Luca Moroni, Italy
San Raffaele Scientific Institute Immunology, Rheumatology, Allergy and Rare DiseasesPresenter of 2 Presentations
CATASTROPHIC ANTIPHOSPHOLIPID SYNDROME PRESENTING WITH AORTIC BARRAGE: CASE REPORT AND REVIEW OF THE LITERATURE
Abstract
Background and Aims
Antiphospholipid syndrome (APS) occurs in 1% of cases as catastrophic variant (CAPS), a highly lethal condition characterized by acute onset of multiple thromboses and/or microangiopathy. Aortic involvement is unusual and requires a high suspicion for diagnosis.
Methods
We describe the case of APS who developed acute aorto-iliac occlusion (Leriche syndrome) as CAPS debut. We also performed a review of the literature by Medline and EMBASE databases
Results
A 64-year-old male patient with primary APS history and previous arterial events was on treatment with only clopidogrel. He presented with aortic barrage so he underwent aorto-bifemoral by pass. At day 1 after surgery he developed thrombocytopenia, hemolytic anemia, livedo racemosa, cutaneous necrosis at lower limbs and alveolar hemorrhage. Antiphosholipid antibodies resulted positive at extremely high titer. Blood smear revealed schistocytes>6%. Skin biopsy documented thrombosis of dermal vessels. Treatment with methylprednisolone pulses, anticoagulation and plasma exchanges was started with full recovery.

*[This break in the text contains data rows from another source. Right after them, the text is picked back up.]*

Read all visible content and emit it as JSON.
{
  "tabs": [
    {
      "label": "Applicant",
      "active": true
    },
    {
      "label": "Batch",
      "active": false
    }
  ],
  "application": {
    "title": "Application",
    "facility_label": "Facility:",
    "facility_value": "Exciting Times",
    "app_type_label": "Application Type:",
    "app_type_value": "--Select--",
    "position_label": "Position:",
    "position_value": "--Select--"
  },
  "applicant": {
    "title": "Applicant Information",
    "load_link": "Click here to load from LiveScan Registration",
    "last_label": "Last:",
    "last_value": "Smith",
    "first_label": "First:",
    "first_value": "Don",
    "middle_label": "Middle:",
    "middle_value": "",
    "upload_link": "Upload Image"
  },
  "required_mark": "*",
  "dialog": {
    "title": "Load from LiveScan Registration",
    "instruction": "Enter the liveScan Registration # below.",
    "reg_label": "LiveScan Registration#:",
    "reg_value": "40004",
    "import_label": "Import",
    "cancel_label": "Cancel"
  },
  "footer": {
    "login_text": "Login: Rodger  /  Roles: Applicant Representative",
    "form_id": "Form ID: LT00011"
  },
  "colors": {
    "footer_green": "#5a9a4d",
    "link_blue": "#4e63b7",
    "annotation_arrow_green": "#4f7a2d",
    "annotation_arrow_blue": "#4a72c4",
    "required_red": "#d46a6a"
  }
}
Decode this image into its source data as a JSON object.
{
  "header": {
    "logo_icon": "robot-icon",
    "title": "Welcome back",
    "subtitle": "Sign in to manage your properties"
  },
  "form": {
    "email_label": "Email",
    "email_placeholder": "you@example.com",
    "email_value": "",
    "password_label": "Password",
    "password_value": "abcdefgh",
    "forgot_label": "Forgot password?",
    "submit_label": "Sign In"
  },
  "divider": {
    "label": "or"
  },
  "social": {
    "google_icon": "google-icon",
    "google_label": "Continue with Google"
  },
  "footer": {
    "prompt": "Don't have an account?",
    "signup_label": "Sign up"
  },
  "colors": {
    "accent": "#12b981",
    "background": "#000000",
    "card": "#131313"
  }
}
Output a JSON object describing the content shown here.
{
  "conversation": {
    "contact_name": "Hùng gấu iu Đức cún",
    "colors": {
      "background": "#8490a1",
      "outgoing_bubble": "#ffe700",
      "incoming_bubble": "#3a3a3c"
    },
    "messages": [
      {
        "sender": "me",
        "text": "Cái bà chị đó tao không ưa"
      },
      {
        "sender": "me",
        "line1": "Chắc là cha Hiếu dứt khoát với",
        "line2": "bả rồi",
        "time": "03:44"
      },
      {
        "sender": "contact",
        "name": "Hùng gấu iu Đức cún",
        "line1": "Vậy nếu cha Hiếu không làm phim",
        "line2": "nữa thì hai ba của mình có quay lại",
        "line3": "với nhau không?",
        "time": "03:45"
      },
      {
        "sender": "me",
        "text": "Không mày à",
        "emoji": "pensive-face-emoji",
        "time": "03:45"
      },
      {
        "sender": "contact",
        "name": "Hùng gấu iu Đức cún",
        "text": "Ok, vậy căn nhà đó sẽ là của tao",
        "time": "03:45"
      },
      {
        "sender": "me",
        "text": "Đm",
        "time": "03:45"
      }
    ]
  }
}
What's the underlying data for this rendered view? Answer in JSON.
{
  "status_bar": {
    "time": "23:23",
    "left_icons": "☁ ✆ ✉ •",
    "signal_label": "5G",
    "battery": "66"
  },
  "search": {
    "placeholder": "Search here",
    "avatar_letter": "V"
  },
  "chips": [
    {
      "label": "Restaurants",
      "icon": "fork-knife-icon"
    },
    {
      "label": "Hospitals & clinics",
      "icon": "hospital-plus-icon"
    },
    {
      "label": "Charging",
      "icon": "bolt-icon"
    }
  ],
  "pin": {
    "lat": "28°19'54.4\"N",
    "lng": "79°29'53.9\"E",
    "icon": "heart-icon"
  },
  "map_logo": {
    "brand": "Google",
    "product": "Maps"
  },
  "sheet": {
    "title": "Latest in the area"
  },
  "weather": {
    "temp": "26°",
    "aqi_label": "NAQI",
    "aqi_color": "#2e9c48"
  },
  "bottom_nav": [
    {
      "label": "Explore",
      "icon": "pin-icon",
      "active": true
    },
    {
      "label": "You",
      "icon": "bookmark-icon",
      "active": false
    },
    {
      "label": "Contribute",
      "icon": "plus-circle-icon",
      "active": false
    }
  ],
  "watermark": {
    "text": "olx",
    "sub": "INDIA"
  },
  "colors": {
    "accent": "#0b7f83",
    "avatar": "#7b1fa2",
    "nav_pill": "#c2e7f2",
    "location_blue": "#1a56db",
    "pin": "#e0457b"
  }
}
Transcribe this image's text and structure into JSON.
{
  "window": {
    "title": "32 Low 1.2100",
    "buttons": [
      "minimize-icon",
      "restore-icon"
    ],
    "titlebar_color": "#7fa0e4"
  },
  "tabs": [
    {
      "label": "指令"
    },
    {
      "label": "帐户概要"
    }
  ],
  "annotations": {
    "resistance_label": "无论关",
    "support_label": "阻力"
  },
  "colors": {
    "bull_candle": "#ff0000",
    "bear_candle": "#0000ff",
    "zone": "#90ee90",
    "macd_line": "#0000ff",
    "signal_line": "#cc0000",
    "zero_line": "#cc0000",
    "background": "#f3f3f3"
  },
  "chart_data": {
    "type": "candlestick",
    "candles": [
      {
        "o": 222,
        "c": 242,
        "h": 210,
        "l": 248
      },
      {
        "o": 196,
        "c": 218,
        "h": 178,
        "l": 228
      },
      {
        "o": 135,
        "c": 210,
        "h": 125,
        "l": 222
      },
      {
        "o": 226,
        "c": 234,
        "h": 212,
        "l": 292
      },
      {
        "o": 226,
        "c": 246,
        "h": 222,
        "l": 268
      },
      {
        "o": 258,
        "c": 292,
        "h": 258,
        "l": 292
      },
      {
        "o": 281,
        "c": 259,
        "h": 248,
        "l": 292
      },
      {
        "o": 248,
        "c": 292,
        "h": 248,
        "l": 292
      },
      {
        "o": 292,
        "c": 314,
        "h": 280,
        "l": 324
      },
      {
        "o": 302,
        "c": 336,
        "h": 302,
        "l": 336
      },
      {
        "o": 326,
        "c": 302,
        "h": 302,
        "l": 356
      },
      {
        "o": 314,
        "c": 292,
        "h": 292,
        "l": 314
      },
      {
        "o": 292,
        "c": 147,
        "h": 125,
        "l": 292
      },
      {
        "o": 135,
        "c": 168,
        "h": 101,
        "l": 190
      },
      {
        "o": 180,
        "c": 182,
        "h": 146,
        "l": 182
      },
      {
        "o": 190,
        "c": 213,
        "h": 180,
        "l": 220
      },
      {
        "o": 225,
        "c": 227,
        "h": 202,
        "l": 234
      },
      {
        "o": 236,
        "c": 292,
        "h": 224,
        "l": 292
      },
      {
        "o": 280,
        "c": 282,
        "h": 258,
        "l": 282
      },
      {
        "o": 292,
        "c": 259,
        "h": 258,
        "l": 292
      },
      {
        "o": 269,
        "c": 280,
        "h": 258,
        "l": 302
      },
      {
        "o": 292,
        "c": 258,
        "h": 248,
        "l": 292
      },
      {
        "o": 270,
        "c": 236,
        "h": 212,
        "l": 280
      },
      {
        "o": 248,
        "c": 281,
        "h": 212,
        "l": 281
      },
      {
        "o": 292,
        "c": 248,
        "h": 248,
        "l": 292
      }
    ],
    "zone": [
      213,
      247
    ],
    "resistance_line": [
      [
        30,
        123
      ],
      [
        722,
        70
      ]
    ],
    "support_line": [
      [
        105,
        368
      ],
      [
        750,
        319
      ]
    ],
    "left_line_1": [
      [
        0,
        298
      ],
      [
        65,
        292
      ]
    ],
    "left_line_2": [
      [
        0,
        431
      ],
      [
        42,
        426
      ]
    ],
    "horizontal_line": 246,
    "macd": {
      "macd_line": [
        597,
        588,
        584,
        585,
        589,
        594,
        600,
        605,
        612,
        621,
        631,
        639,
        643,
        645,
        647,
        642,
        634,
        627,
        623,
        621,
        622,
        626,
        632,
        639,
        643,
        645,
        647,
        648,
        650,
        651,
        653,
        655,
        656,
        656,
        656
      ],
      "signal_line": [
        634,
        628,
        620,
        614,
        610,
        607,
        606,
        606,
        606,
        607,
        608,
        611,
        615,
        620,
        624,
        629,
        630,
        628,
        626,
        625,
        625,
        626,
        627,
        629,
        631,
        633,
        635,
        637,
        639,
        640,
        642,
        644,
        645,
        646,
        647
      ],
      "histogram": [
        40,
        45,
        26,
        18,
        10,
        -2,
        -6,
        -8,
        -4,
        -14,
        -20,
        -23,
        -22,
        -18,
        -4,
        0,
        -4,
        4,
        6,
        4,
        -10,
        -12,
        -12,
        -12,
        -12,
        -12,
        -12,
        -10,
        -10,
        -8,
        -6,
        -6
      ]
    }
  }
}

Eight cases of Leriche syndrome in APS have been described so far: 5 primary forms (PAPS), 1 case associated with relapsing polychondritis. In 2 cases data were missing. In 3 cases aortic barrage represented APS onset manifestation, 4 cases were preceded by arterial thromboses, while none by venous thrombotic events. No proven evolution into CAPS was previously reported.
Conclusions
Aortic occlusion should be suspected in patients with APS and consistent clinical presentation, particularly when other cardiovascular risk factors or history of arterial thrombosis are present. CAPS is a life-threatening complication of surgery in patients with APS and must be systematically excluded in presence of symptoms.
ALLERGIC PROFILE AND ALLERGEN-SPECIFIC IMMUNOTHERAPY IN EOSINOPHILIC GRANULOMATOSIS WITH POLYANGIITIS (EGPA): A SINGLE CENTER OBSERVATIONAL STUDY.
Abstract
Background and Aims
Eosinophilic granulomatosis with polyangiitis (EGPA), is a systemic disease characterized by late onset asthma, eosinophilia and vasculitis. About 20-30% of patients with EGPA displays inhalant allergies, while prevalence of food and drug allergy is unknown. Some authors hypothesized a role of allergen-specific immunotherapy (ASIT) as trigger of disease. Aim of the study is to establish the prevalence of allergies among EGPA patients and to determine whether atopy or ASIT could influence clinical expression of the disease.
Methods
Retrospective demographic and clinical data collection of EGPA patients in our center.
Results
Fifty-three (53) patients with definitive diagnosis of EGPA have been included in the analysis among which 25 (47.2%) with allergy history. Among allergic patients 15 (60%) resulted sensitized towards inhalants and among them 13 (86.7%) displayed multiple sensitization. Drug allergy affected 13 patients (52%), food 4 (16%). Thirteen subjects were eligible to ASIT and 7 underwent ASIT prior EGPA diagnosis with an average time-to-EGPA of 16.2 years. No statistically significant difference was found in terms of sex, age at diagnosis, positivity or specificity of anti-neutrophil cytoplasm antibodies (ANCA), eosinophil count at onset, clinical manifestations comparing allergic vs. non-allergic, ASIT vs. non-ASIT, ASIT vs. allergic, ASIT vs. eligible.
Conclusions
Among patients with EGPA allergies are highly prevalent, particularly towards inhalants and drugs, often with multiple sensitizations. The absence of correlation between inhalant ASIT exposure and variation in mode and time of EGPA onset doesn’t support the hypothesis of a its potential role in triggering the disease.